Whenever you tell people to save resources by not to consuming something, you have to wonder what they’re going to spend the money on instead. Perhaps we ought to take a supply-side approach to controlling consumption. Of course, you could try reducing working hours and hence salary to reduce consumption. But beyond that, you could promote consumption of low-resource goods, like art, digital entertainment, expensive restaurant meals, hand-made and custom-made things. If you get people to spend enough money on high-cost, low-impact goods, they won’t have any left to spend on bigger houses and bigger SUV’s.

  1. Though, interestingly, he’s saying that the good accrues to the bikers and not to society, whereas I had always figured it was mostly the other way around (i.e., other people aren’t dying because of my avoided emissions). []
  1. #1 written by Moira July 20th, 2006 at 18:08

    Best lines ever:

    “For those who would rather not look at their bicycle and see the specter of drowning polar bears . . .”

    “The body fat of the overweight population is actually a significant and environmentally beneficial potential source of energy for transportation.”

    Ulrich also appears to assume that energy consumption will be constant throughout life, but if technology improves (or as the biker makes other greener lifestyle changes, as htww suggests might happen), his energy consumption might decrease in the future, making those extra three months per year-of-biking more efficient than any current three months.

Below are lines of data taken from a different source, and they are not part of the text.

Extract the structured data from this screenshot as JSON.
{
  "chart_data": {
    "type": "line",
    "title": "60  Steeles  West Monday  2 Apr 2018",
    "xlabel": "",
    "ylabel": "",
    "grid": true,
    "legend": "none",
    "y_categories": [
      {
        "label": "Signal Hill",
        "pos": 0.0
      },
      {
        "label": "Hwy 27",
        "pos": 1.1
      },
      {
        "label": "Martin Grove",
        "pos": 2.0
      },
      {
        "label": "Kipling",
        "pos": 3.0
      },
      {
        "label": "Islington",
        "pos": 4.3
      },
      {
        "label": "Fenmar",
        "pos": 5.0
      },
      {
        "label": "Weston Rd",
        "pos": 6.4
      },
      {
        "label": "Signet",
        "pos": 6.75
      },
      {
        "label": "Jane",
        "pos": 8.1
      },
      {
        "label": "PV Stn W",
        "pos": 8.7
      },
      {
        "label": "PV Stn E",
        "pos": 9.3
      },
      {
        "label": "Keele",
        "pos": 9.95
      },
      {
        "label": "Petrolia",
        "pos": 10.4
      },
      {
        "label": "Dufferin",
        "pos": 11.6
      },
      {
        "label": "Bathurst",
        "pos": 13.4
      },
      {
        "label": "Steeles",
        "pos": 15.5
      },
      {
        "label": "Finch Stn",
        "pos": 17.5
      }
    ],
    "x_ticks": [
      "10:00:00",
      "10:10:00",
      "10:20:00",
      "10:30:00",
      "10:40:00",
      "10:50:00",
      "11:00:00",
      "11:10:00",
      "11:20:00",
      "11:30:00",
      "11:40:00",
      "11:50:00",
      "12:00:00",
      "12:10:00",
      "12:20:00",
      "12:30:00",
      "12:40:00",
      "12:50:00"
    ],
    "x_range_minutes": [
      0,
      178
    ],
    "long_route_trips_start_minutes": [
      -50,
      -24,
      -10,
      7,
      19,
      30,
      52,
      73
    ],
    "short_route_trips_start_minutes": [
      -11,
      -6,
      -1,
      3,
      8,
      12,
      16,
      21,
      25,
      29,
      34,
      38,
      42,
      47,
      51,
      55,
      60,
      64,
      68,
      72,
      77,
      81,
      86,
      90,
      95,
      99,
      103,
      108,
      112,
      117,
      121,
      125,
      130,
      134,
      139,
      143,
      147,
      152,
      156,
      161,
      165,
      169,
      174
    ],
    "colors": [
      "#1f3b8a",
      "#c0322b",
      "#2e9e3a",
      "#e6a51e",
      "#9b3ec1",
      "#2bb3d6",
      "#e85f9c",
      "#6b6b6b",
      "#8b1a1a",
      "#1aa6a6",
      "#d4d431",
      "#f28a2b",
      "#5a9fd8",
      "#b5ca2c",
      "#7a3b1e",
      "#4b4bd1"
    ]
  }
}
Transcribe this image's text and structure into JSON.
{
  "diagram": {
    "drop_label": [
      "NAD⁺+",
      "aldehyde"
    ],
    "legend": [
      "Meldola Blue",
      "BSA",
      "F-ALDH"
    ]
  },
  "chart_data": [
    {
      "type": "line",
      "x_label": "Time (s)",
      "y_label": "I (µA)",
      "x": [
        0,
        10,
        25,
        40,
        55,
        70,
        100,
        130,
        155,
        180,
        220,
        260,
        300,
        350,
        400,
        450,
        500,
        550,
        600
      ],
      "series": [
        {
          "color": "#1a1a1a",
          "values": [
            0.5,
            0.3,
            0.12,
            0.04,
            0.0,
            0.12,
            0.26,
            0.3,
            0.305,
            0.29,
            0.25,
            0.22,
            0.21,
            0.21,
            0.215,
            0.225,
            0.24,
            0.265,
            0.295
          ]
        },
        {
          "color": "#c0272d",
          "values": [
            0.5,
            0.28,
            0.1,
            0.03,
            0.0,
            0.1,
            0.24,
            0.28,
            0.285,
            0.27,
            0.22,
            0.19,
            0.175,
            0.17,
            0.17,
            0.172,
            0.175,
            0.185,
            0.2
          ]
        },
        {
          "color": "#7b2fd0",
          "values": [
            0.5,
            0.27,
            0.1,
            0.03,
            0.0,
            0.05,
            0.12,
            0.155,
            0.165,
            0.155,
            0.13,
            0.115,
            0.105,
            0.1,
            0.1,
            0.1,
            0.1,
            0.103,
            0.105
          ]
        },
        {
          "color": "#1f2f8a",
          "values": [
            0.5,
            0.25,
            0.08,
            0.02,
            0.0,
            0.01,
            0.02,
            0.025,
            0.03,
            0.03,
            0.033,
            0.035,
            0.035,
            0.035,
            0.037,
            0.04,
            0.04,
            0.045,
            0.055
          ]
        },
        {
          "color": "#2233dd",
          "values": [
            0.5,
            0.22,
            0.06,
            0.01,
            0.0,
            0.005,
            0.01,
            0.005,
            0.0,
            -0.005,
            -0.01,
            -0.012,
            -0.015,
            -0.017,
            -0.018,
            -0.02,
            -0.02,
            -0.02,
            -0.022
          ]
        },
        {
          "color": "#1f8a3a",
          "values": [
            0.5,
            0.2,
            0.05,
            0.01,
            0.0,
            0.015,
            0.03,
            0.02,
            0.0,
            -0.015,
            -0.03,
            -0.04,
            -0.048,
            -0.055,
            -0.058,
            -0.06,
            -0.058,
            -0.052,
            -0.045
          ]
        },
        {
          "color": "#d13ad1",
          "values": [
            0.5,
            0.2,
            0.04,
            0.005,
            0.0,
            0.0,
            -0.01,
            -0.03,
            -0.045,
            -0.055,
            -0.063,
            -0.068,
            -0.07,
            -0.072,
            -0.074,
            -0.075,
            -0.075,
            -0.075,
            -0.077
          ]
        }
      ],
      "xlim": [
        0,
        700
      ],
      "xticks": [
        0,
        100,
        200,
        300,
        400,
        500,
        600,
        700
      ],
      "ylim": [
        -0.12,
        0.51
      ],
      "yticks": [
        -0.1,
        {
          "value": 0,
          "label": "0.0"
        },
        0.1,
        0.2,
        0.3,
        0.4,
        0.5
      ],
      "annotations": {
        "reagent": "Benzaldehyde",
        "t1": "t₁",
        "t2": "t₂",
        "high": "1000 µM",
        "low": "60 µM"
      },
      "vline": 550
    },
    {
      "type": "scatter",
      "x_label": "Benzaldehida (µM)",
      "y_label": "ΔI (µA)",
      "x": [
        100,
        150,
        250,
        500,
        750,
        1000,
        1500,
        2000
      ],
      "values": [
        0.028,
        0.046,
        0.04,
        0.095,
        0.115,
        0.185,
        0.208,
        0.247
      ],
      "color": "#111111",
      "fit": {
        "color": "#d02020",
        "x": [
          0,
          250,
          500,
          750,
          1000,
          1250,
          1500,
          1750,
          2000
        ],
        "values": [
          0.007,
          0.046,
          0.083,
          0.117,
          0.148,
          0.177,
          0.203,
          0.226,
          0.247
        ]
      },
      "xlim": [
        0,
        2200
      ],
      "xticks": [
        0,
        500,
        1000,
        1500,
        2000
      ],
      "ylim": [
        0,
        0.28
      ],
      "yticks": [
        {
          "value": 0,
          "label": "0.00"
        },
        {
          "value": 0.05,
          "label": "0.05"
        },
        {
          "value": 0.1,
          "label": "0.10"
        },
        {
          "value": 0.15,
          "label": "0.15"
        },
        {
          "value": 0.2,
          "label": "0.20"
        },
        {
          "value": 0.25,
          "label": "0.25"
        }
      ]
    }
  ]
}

    Oh, and is Ulrich proposing that we pay sedentary people $1740 per year to ride their bikes?

    RE Q
  2. #2 written by Moira July 20th, 2006 at 18:43

    Oh, and I found that article that states that walking consumes more fossil fuel than driving. The gist is that walkers require more calories than drivers, and if they eat the typical American diet (which you’ve discussed before), those calories are coming from sources that consume more energy than cars (petrochemically fertilized grain-fed cows that are being shipped across the country). Of course, overfed Americans are going to eat a fixed number of calories per day whether they walk or drive, so there goes that argument. But it’s interesting.